Indeed, Mann’s star rose over his final year at Tilton School, and the likes of Florida State, Indiana, Boston College, Iowa, Maryland, Florida and West Virginia started coming after him.

“At the end of the day, I

wanted to be away from home,” said Mann, who grew up in Lowell, Mass. “I think Hurley knew that.”

He wound up at Florida State, and on Saturday at 6:30 p.m. at the Prudential Center in Newark, N.J., Mann will go up against Hurley for the first time as a collegian when No. 11 Florida State faces UConn in the Never Forget Tribute Classic.

“I spent a lot of time with Terance, he was always working out at (URI’s Ryan Center), always playing pick-up with our guys,” Hurley recalled. “I think he’s one of the best allaround perimeter people/ hyrid players that we’ll play against this year.”

Mann, a 6-foot-7 senior, leads the Seminoles’ wellbalanc­ed scoring attack at 11.1 points per game, and is also the team’s top rebounder at 7.3 per contest.

When he takes the floor against the Huskies on Saturday, he’ll not only be going up against his mom’s former co-worker, but also one of his best friends. Jalen Adams, UConn’s top scorer, has been tight with Mann since the two were in high school. Adams, who is a year older than Mann, played in the Boston Amateur Basketball Club briefly with Mann before moving over to play for Mass Rivals. The two went up against each other numerous times in AAU and in high school, when Mann was at Tilton and Adams was at Cushing Academy, then Brewster Academy.

In AAU, as Mann recalls, the teams split in their two head-to-head meetings. But in prep school, Adams seemed to always get the better of Mann’s teams.

“His team was always stacked,” Mann noted.

Now, the tables are a bit turned. Florida State (7-1) is one of the very best teams in the country, with wins over Florida, LSU and Purdue and a loss only to defending national champ Villanova.

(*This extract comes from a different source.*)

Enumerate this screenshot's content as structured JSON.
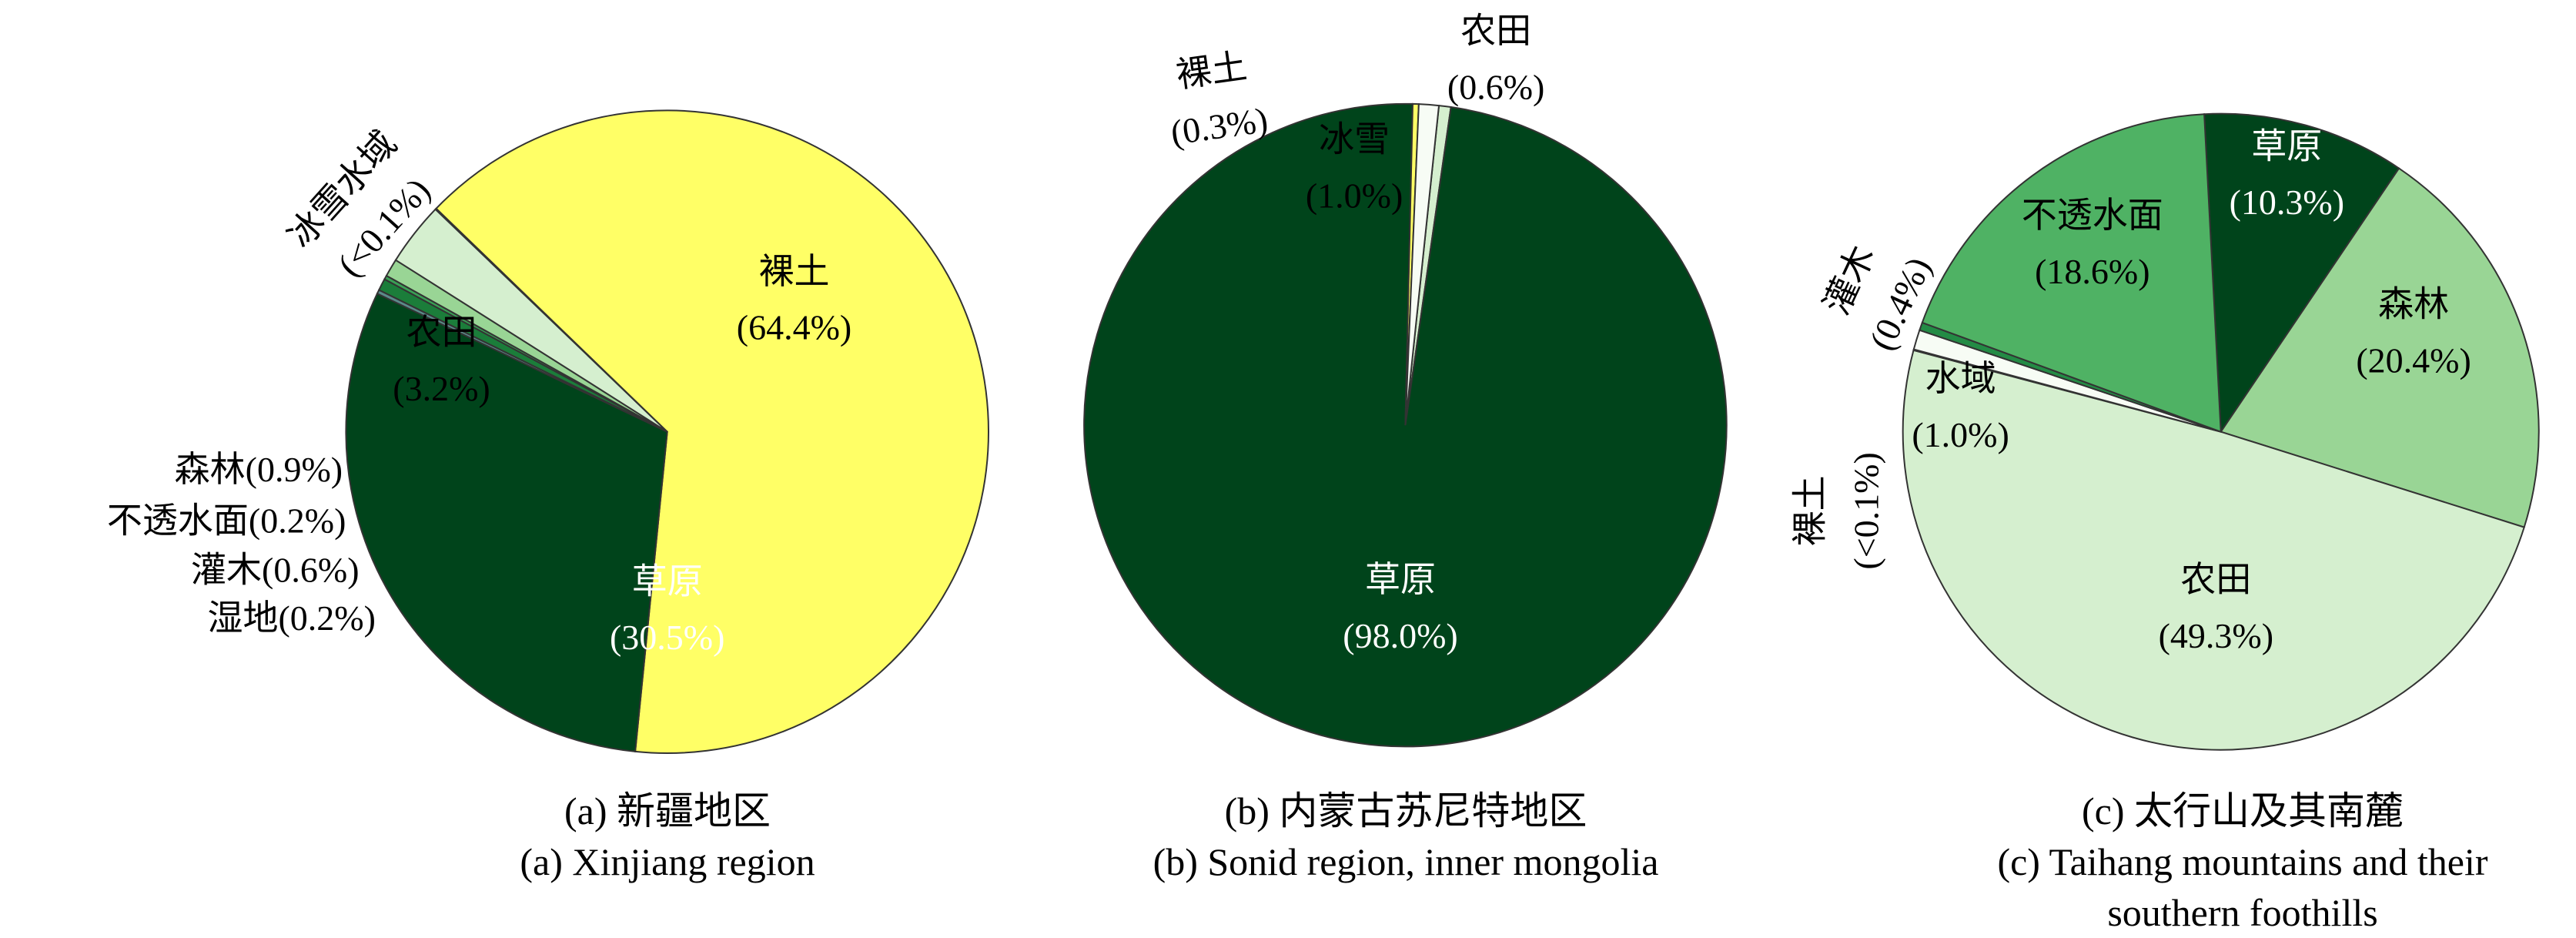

And the Seminoles, who return seven of their top nine scorers from last year’s Elite Eight squad, have been without last year’s top scorer, Phil Cofer, who’s been out with a foot injury.

UConn is trying to take that next step up, seeking to knock off a ranked team for the first time in nearly three years.

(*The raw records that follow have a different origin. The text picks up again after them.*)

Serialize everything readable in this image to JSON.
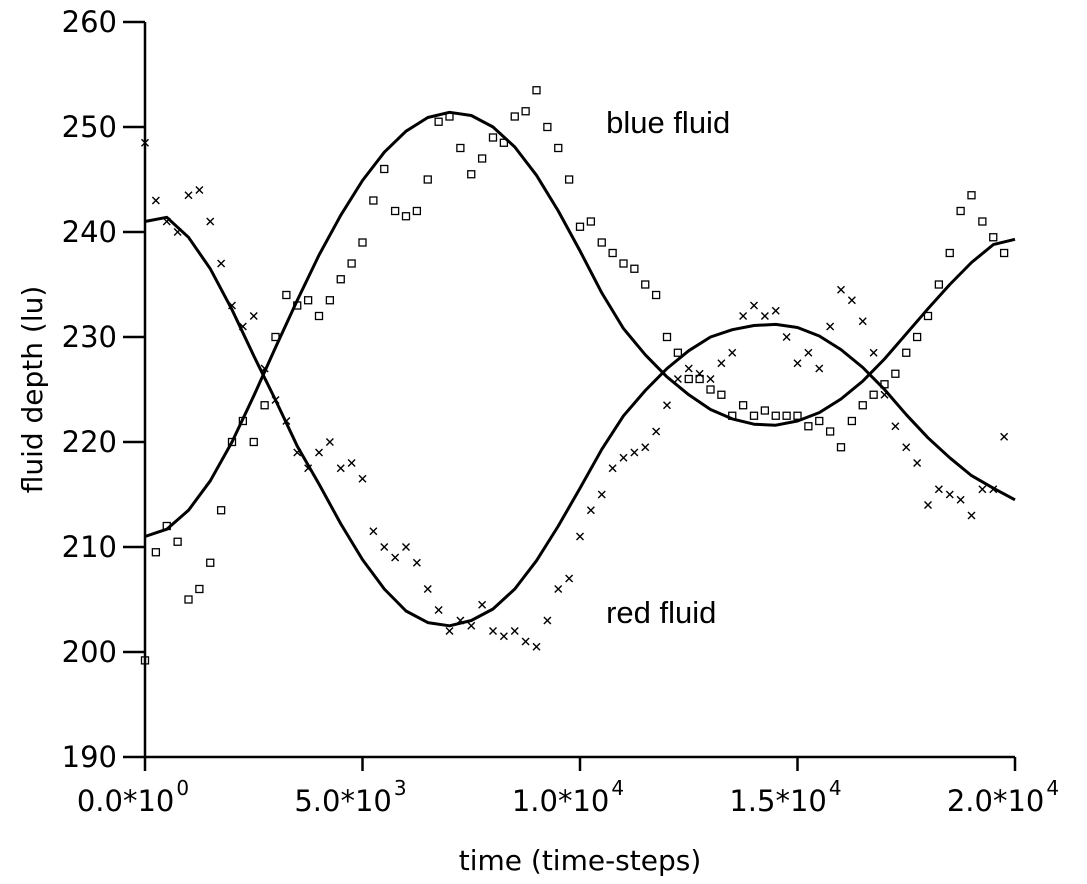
{
  "chart_data": {
    "type": "scatter",
    "xlabel": "time (time-steps)",
    "ylabel": "fluid depth (lu)",
    "xlim": [
      0,
      20000
    ],
    "ylim": [
      190,
      260
    ],
    "grid": false,
    "legend": "none",
    "x_ticks": [
      {
        "value": 0,
        "mantissa": "0.0*10",
        "exp": "0"
      },
      {
        "value": 5000,
        "mantissa": "5.0*10",
        "exp": "3"
      },
      {
        "value": 10000,
        "mantissa": "1.0*10",
        "exp": "4"
      },
      {
        "value": 15000,
        "mantissa": "1.5*10",
        "exp": "4"
      },
      {
        "value": 20000,
        "mantissa": "2.0*10",
        "exp": "4"
      }
    ],
    "y_ticks": [
      {
        "value": 190,
        "label": "190"
      },
      {
        "value": 200,
        "label": "200"
      },
      {
        "value": 210,
        "label": "210"
      },
      {
        "value": 220,
        "label": "220"
      },
      {
        "value": 230,
        "label": "230"
      },
      {
        "value": 240,
        "label": "240"
      },
      {
        "value": 250,
        "label": "250"
      },
      {
        "value": 260,
        "label": "260"
      }
    ],
    "annotations": [
      {
        "text": "blue fluid",
        "x": 10600,
        "y": 250.5
      },
      {
        "text": "red fluid",
        "x": 10600,
        "y": 203.8
      }
    ],
    "series": [
      {
        "marker": "square",
        "x": [
          0,
          250,
          500,
          750,
          1000,
          1250,
          1500,
          1750,
          2000,
          2250,
          2500,
          2750,
          3000,
          3250,
          3500,
          3750,
          4000,
          4250,
          4500,
          4750,
          5000,
          5250,
          5500,
          5750,
          6000,
          6250,
          6500,
          6750,
          7000,
          7250,
          7500,
          7750,
          8000,
          8250,
          8500,
          8750,
          9000,
          9250,
          9500,
          9750,
          10000,
          10250,
          10500,
          10750,
          11000,
          11250,
          11500,
          11750,
          12000,
          12250,
          12500,
          12750,
          13000,
          13250,
          13500,
          13750,
          14000,
          14250,
          14500,
          14750,
          15000,
          15250,
          15500,
          15750,
          16000,
          16250,
          16500,
          16750,
          17000,
          17250,
          17500,
          17750,
          18000,
          18250,
          18500,
          18750,
          19000,
          19250,
          19500,
          19750
        ],
        "y": [
          199.2,
          209.5,
          212,
          210.5,
          205,
          206,
          208.5,
          213.5,
          220,
          222,
          220,
          223.5,
          230,
          234,
          233,
          233.5,
          232,
          233.5,
          235.5,
          237,
          239,
          243,
          246,
          242,
          241.5,
          242,
          245,
          250.5,
          251,
          248,
          245.5,
          247,
          249,
          248.5,
          251,
          251.5,
          253.5,
          250,
          248,
          245,
          240.5,
          241,
          239,
          238,
          237,
          236.5,
          235,
          234,
          230,
          228.5,
          226,
          226,
          225,
          224.5,
          222.5,
          223.5,
          222.5,
          223,
          222.5,
          222.5,
          222.5,
          221.5,
          222,
          221,
          219.5,
          222,
          223.5,
          224.5,
          225.5,
          226.5,
          228.5,
          230,
          232,
          235,
          238,
          242,
          243.5,
          241,
          239.5,
          238
        ]
      },
      {
        "marker": "x",
        "x": [
          0,
          250,
          500,
          750,
          1000,
          1250,
          1500,
          1750,
          2000,
          2250,
          2500,
          2750,
          3000,
          3250,
          3500,
          3750,
          4000,
          4250,
          4500,
          4750,
          5000,
          5250,
          5500,
          5750,
          6000,
          6250,
          6500,
          6750,
          7000,
          7250,
          7500,
          7750,
          8000,
          8250,
          8500,
          8750,
          9000,
          9250,
          9500,
          9750,
          10000,
          10250,
          10500,
          10750,
          11000,
          11250,
          11500,
          11750,
          12000,
          12250,
          12500,
          12750,
          13000,
          13250,
          13500,
          13750,
          14000,
          14250,
          14500,
          14750,
          15000,
          15250,
          15500,
          15750,
          16000,
          16250,
          16500,
          16750,
          17000,
          17250,
          17500,
          17750,
          18000,
          18250,
          18500,
          18750,
          19000,
          19250,
          19500,
          19750
        ],
        "y": [
          248.5,
          243,
          241,
          240,
          243.5,
          244,
          241,
          237,
          233,
          231,
          232,
          227,
          224,
          222,
          219,
          217.5,
          219,
          220,
          217.5,
          218,
          216.5,
          211.5,
          210,
          209,
          210,
          208.5,
          206,
          204,
          202,
          203,
          202.5,
          204.5,
          202,
          201.5,
          202,
          201,
          200.5,
          203,
          206,
          207,
          211,
          213.5,
          215,
          217.5,
          218.5,
          219,
          219.5,
          221,
          223.5,
          226,
          227,
          226.5,
          226,
          227.5,
          228.5,
          232,
          233,
          232,
          232.5,
          230,
          227.5,
          228.5,
          227,
          231,
          234.5,
          233.5,
          231.5,
          228.5,
          224.5,
          221.5,
          219.5,
          218,
          214,
          215.5,
          215,
          214.5,
          213,
          215.5,
          215.5,
          220.5
        ]
      },
      {
        "type": "line",
        "x": [
          0,
          500,
          1000,
          1500,
          2000,
          2500,
          3000,
          3500,
          4000,
          4500,
          5000,
          5500,
          6000,
          6500,
          7000,
          7500,
          8000,
          8500,
          9000,
          9500,
          10000,
          10500,
          11000,
          11500,
          12000,
          12500,
          13000,
          13500,
          14000,
          14500,
          15000,
          15500,
          16000,
          16500,
          17000,
          17500,
          18000,
          18500,
          19000,
          19500,
          20000
        ],
        "y": [
          211,
          211.7,
          213.5,
          216.3,
          220,
          224.4,
          229,
          233.5,
          237.8,
          241.6,
          244.9,
          247.6,
          249.6,
          250.9,
          251.4,
          251.1,
          250,
          248.1,
          245.4,
          242,
          238.2,
          234.2,
          230.8,
          228.3,
          226.2,
          224.5,
          223.1,
          222.2,
          221.7,
          221.6,
          222,
          222.8,
          224.1,
          225.8,
          227.9,
          230.3,
          232.7,
          235,
          237.1,
          238.8,
          239.3
        ]
      },
      {
        "type": "line",
        "x": [
          0,
          500,
          1000,
          1500,
          2000,
          2500,
          3000,
          3500,
          4000,
          4500,
          5000,
          5500,
          6000,
          6500,
          7000,
          7500,
          8000,
          8500,
          9000,
          9500,
          10000,
          10500,
          11000,
          11500,
          12000,
          12500,
          13000,
          13500,
          14000,
          14500,
          15000,
          15500,
          16000,
          16500,
          17000,
          17500,
          18000,
          18500,
          19000,
          19500,
          20000
        ],
        "y": [
          241,
          241.4,
          239.5,
          236.5,
          232.6,
          228.2,
          224,
          219.6,
          216,
          212.2,
          208.8,
          206,
          203.9,
          202.8,
          202.5,
          203,
          204.1,
          206,
          208.7,
          212,
          215.6,
          219.3,
          222.5,
          224.9,
          227,
          228.7,
          230,
          230.7,
          231.1,
          231.2,
          230.9,
          230.1,
          228.8,
          227.1,
          225,
          222.6,
          220.4,
          218.5,
          216.8,
          215.6,
          214.5
        ]
      }
    ]
  }
}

“I definitely got the best of him in high school, but their team is really good,” Adams said after the Huskies’ blowout win over Lafayette on Wednesday, “and he’s been playing really well this year and since he’s been in college. We’ve got to get back to work and prep for Florida State.”

La-Force and Hurley had a good relationsh­ip while both were at URI, sometimes sitting in on each others’ practices.

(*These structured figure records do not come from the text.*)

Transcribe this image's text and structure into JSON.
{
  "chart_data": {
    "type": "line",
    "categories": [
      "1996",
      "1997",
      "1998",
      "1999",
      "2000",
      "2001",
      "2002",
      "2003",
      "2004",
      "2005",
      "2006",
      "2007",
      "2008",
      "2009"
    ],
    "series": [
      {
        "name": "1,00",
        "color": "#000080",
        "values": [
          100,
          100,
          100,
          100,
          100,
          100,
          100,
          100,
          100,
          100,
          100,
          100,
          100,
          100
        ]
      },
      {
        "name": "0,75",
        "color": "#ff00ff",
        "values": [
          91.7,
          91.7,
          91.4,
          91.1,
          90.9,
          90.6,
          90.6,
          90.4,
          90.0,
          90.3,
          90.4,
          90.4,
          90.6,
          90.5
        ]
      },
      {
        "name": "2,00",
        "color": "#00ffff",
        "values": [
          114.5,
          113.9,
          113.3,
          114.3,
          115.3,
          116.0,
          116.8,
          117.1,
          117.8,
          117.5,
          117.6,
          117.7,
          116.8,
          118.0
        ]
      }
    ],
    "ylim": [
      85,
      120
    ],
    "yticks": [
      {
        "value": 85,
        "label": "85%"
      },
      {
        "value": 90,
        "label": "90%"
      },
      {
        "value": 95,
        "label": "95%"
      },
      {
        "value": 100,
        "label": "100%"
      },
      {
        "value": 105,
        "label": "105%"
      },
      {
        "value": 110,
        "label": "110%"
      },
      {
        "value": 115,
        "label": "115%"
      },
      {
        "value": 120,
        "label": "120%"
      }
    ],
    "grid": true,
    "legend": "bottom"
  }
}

“I’ve always admired how hard the guys practiced, and how organized his practices were,” said La-Force, whose Rams were 5-2 heading into a Thursday night bout at Kentucky. “And just how much effort and energy the guys performed with in practice. It’s the same effort and energy you see in the basketball game. With Coach Hurley, there was no difference­s in practices and games.”

The summer after his freshman year at UConn, Adams spent a couple of days at Mann’s home in Rhode Island. They still communicat­e frequently via text or social media, and there has been some trash-talking about Saturday’s game lately.

“It’ll be fun,” Adams promised. “We haven’t played against each other since AAU, high school days. I’m sure it’ll be competitiv­e.”

Mann said he wished he would have been recruited by UConn, but never really was. He has been at a UConn game, however — a UConn women’s game at Gampel, when his mom was an assistant at Northeaste­rn.

Needless to say, Mann hopes his team fares better against the Huskies than that Northeaste­rn team did several years back.

“It’s definitely gonna be an amazing experience, to be in an atmosphere like that,” he said.

Mann is also just 11 points shy of his 1,000th career point. What better way to reach that milestone than against a couple of old friends?